Der Jesuit hat erlebt, wie Menschen in einer großen Stadt wie Kairo der geistige Halt verloren geht. "Sie sind geistig entwurzelt - auf der Flucht", sagt er. Deswegen benehme sich die Kirche manchmal wie eine "gute Großmutter", indem sie versuche, Gläubige zu bevormunden - und die ließen das geschehen. Andere wendeten sich ab und suchten ihr Heil bei neuen Gurus, die ihnen das Denken abnähmen.

Gilt am Ende doch Rousseaus Ruf "Zurück zur Natur", um den Halt wieder zu finden? "Das ist keine Lösung", sagt Boulad. "Erstens gibt es in Berlin viele Grünanlagen, die es in Kairo zum Beispiel nicht gibt. Und zweitens birgt die Stadt eine Chance, sie ist ein auserwählter Ort." Boulad sieht nämlich gerade die Freiheit positiv. Jeder müsse seinen eigenen Weg, sein eigenes moralisches Gerüst finden. "Dagegen kann man sich in der Dorfgemeinschaft nur anpassen - oder man wird ausgeschlossen", erklärt Boulad. Das Denken wird einem hier gewissermaßen abgenommen. In der Stadt dagegen interessiere sich niemand dafür, was der Nachbar denkt, man müsse es selber tun. "Demokratie, Freiheit will gelernt sein", sagt Boulad.

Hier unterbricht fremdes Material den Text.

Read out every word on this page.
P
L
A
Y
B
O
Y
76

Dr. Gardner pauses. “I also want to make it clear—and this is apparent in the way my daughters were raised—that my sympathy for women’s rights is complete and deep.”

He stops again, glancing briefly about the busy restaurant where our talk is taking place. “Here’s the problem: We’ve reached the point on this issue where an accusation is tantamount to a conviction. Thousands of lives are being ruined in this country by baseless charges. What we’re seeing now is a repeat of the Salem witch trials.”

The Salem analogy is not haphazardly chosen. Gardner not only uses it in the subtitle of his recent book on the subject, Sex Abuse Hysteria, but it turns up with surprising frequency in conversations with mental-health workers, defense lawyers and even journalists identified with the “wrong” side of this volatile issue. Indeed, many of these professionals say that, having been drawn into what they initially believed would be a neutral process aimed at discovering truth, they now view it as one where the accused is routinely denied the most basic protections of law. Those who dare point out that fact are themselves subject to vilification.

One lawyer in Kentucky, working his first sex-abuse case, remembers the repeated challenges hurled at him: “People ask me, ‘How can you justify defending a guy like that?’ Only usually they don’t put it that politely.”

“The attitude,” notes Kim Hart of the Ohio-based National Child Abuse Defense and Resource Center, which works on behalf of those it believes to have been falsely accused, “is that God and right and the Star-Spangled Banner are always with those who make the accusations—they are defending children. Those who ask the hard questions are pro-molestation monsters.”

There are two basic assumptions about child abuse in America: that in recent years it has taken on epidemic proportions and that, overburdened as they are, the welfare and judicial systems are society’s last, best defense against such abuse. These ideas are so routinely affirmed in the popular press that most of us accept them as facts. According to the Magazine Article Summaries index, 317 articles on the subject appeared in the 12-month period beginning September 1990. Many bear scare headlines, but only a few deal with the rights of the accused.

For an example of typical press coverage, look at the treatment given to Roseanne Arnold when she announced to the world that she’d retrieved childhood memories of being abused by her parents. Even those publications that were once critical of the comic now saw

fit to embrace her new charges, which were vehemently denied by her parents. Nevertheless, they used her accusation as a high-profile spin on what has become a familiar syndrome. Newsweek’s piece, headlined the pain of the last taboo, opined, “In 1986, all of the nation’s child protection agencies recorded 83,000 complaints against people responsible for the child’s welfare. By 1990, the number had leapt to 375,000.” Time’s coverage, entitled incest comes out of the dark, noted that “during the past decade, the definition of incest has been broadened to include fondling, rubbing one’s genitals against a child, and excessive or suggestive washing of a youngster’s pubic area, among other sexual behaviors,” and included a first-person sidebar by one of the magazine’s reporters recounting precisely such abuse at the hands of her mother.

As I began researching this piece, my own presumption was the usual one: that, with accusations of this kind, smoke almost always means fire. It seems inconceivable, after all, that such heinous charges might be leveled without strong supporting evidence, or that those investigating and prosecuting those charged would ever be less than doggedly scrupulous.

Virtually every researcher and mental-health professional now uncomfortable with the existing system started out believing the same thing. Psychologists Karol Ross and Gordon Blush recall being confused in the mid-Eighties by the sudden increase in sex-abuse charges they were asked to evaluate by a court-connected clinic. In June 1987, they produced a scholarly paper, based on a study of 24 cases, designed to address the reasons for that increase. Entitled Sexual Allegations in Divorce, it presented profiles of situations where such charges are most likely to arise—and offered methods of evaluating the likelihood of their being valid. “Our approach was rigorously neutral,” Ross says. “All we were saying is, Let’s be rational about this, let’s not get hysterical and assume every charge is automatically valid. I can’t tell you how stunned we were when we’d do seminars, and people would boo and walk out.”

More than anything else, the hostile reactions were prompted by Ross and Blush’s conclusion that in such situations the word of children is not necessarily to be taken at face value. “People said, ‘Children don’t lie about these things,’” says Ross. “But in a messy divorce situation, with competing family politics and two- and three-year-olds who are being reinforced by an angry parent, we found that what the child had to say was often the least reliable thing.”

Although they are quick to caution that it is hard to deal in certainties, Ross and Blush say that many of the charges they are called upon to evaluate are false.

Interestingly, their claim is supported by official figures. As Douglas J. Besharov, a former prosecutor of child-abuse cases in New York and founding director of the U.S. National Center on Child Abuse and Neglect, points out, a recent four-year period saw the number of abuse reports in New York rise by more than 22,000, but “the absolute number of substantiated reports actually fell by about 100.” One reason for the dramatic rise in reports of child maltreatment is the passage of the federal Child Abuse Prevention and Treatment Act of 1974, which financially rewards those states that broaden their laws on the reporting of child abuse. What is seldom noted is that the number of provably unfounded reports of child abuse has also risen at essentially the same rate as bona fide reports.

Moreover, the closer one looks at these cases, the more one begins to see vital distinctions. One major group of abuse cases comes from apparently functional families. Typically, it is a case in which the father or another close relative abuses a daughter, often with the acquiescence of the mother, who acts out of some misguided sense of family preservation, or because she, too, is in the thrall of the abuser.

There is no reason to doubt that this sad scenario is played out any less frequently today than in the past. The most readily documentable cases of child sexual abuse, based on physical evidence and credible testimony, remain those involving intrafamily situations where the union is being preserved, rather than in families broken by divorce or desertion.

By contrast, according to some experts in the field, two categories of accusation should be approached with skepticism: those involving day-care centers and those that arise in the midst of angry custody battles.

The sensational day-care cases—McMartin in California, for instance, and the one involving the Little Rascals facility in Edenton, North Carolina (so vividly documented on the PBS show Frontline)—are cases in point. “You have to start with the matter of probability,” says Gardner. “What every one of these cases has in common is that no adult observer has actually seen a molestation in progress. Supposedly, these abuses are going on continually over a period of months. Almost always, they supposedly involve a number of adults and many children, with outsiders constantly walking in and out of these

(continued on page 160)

Und er sieht die eigene religiöse Dimension der Stadt. Während viele sich zum Beten und zur Meditation in die Stille und Einsamkeit des Landes zurückziehen, sagt der Jesuit: "Man kann auch in der U-Bahn beten, oder im Bus, oder auf der Rolltreppe im Kaufhaus" - mitten in einer lauten und technisierten Umgebung. Und Boulad findet dafür ein Bild: Jesus, der mitten in einem modernen Krankenhaus steht und ein Baby in einem Brutkasten ansieht. "Es kommt auf unsere Einstellung an", sagt er, "darauf, wie wir die Stadt sehen."